Com’è nata l’idea di questo progetto?
La fondazione Eleutheria possiede una delle più grandi collezioni di arte socialista della Repubblica Ceca. Per questo finora le sue attività si concentravano sulla riabilitazione di questa epoca artistica, e questo non solo in Repubblica Ceca ma anche all’estero. Durante la sua non troppo lunga esistenza ha realizzato già diverse esposizioni di successo in Italia, Belgio e Repubblica Ceca. Il nucleo del progetto consiste nel tentativo di confrontare la creazione artistica dell’epoca socialista, comprese tutte le limitazioni che essa rappresentava per la libertà dell’espressione artistica, con l0opera degli artisti contemporanei.
Perché avete stabilito il limite di età di 40 anni?
In questo modo, conformemente al nostro proposito, abbiamo assicurato solo la partecipazione di quegli artisti la cui creazione si è sviluppata dopo la caduta della cortina di ferro.
A quali conclusioni vi ha portato questo confronto? Una continuità o piuttosto una discontinuità?
Abbiamo scoperto una certa continuità. Nell’ambito dell’esposizione sono visibili opere figurative che per il tema e il cromatismo si rifanno alle opere presenti nella collezione di arte socialista. La maggior parte delle opere, comunque, riflette le tendenze che possono essere registrate su tutta la scena artistica contemporanea di tutta Europa, come per esempio il ritorno alla pittura e in particolar modo all’iperrealismo, oppure la popolarità duratura dell’arte ispirata allo streetart.
È interessante notare come alcuni artisti cechi sentano ancora il bisogno di dialogare con l’estetica dei tempi del regime comunista, il più delle volte lo fanno con l’ironia tipicamente ceca, ma a volte si può percepire anche una certa nostalgia.
Qual è l’artista che l’ha colpita di più e perché?

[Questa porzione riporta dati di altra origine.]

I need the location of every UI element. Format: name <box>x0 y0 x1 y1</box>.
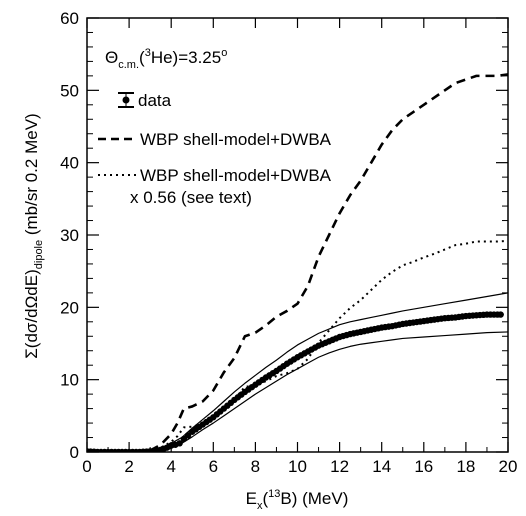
annotation-suffix: He)=3.25 <box>151 48 221 67</box>
y-tick-label-3: 30 <box>60 226 79 245</box>
legend-label-dotted-line2: x 0.56 (see text) <box>130 188 252 207</box>
x-tick-label-3: 6 <box>209 457 218 476</box>
y-tick-label-2: 20 <box>60 298 79 317</box>
x-tick-label-1: 2 <box>124 457 133 476</box>
y-axis-title: Σ(dσ/dΩdE)dipole (mb/sr 0.2 MeV) <box>22 113 45 358</box>
x-tick-label-2: 4 <box>166 457 175 476</box>
y-tick-label-5: 50 <box>60 81 79 100</box>
legend-label-data: data <box>138 91 172 110</box>
series-layer <box>87 73 508 452</box>
x-tick-label-0: 0 <box>82 457 91 476</box>
annotation-prefix: Θ <box>105 48 118 67</box>
annotation-mid: ( <box>139 48 145 67</box>
legend: data WBP shell-model+DWBA WBP shell-mode… <box>98 91 332 207</box>
y-tick-label-6: 60 <box>60 9 79 28</box>
annotation-degree: o <box>221 47 227 59</box>
legend-item-data: data <box>118 91 172 110</box>
x-tick-label-4: 8 <box>251 457 260 476</box>
y-axis-title-sub: dipole <box>33 240 45 269</box>
x-tick-label-7: 14 <box>372 457 391 476</box>
x-tick-label-8: 16 <box>414 457 433 476</box>
x-tick-label-9: 18 <box>456 457 475 476</box>
x-axis-title-sup: 13 <box>268 488 280 500</box>
ticks-layer: 0 2 4 6 8 10 12 14 16 18 20 0 10 20 30 40 50 60 <box>60 9 517 476</box>
annotation-angle: Θc.m.(3He)=3.25o <box>105 47 227 71</box>
y-tick-label-4: 40 <box>60 154 79 173</box>
annotation-sup: 3 <box>145 47 151 59</box>
x-tick-label-6: 12 <box>330 457 349 476</box>
data-point <box>497 311 504 318</box>
annotation-sub: c.m. <box>118 59 139 71</box>
legend-label-dashed: WBP shell-model+DWBA <box>140 130 332 149</box>
series-line-dashed-3 <box>149 73 508 452</box>
series-line-solid-2 <box>150 331 508 452</box>
x-axis-title-sub: x <box>257 500 263 512</box>
x-tick-label-10: 20 <box>499 457 518 476</box>
x-tick-label-5: 10 <box>288 457 307 476</box>
y-tick-label-1: 10 <box>60 371 79 390</box>
series-line-solid-1 <box>150 292 508 452</box>
y-tick-label-0: 0 <box>70 443 79 462</box>
legend-label-dotted: WBP shell-model+DWBA <box>140 166 332 185</box>
legend-marker-point <box>122 96 130 104</box>
legend-item-dotted: WBP shell-model+DWBA x 0.56 (see text) <box>98 166 332 207</box>
legend-item-dashed: WBP shell-model+DWBA <box>98 130 332 149</box>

Tra tutti ne citerei due: uno è Martin Kocourek con le sue installazioni poetiche nelle quali, per mezzo di semplici assemblaggi, dona nuova vita agli oggetti e ai materiali che portano in sé i segni del tempo. E poi Martin Matoušek che con passione applica su tele di dimensioni enormi il cemento e i colori creando così composizioni monumentali estremamente espressive.
(gli artisti selezionati dalla commissione sono Hana Babak, Jan Kaláb, Martin Kocourek, Martin Matoušek, Jakub Matuška, Jan Mikulka, Jakub Nepraš, Ondřej Oliva, Tets Ohnari, Matěj Rejl, Zdeněk Trs e Roman Týc, NdR.)
Quali erano i criteri della selezione?
Scegliere solo 12 artisti è stato molto difficile. Siamo riusciti a raccogliere più di 600 artisti, spesso di qualità molto alta. La commissione internazionale (Genny di Bert, Enzo Cainero, Heinz Peter Hager, Francesco Augusto Razetto, Ottaviano Maria Razetto, Vladimír Rösel, NdR) ha accettato un compito non semplice e ha selezionato un campione rappresentativo che ha l’ambizione di illustrare l’ampia varietà di stili presenti oggi nella scena artistica ceca.
Sì, nella primavera del 2014 l’esposizione si sposta a Roma e l’edizione successiva dovrebbe tenersi probabilmente nel 2015.
In conclusione, quali sono i capisaldi di questo progetto?
Penso che l’elemento fondante del progetto sia quello di offrire vari livelli di dialogo: uno è il dialogo tra l’arte contemporanea e quella del regime passato, inoltre naturalmente il dialogo tra i cechi e gli italiani dato che l’iniziativa è italiana ma per gli artisti cechi. Un altro livello può essere trovato nel tentativo di coniugare il mondo dell’arte con quello del business.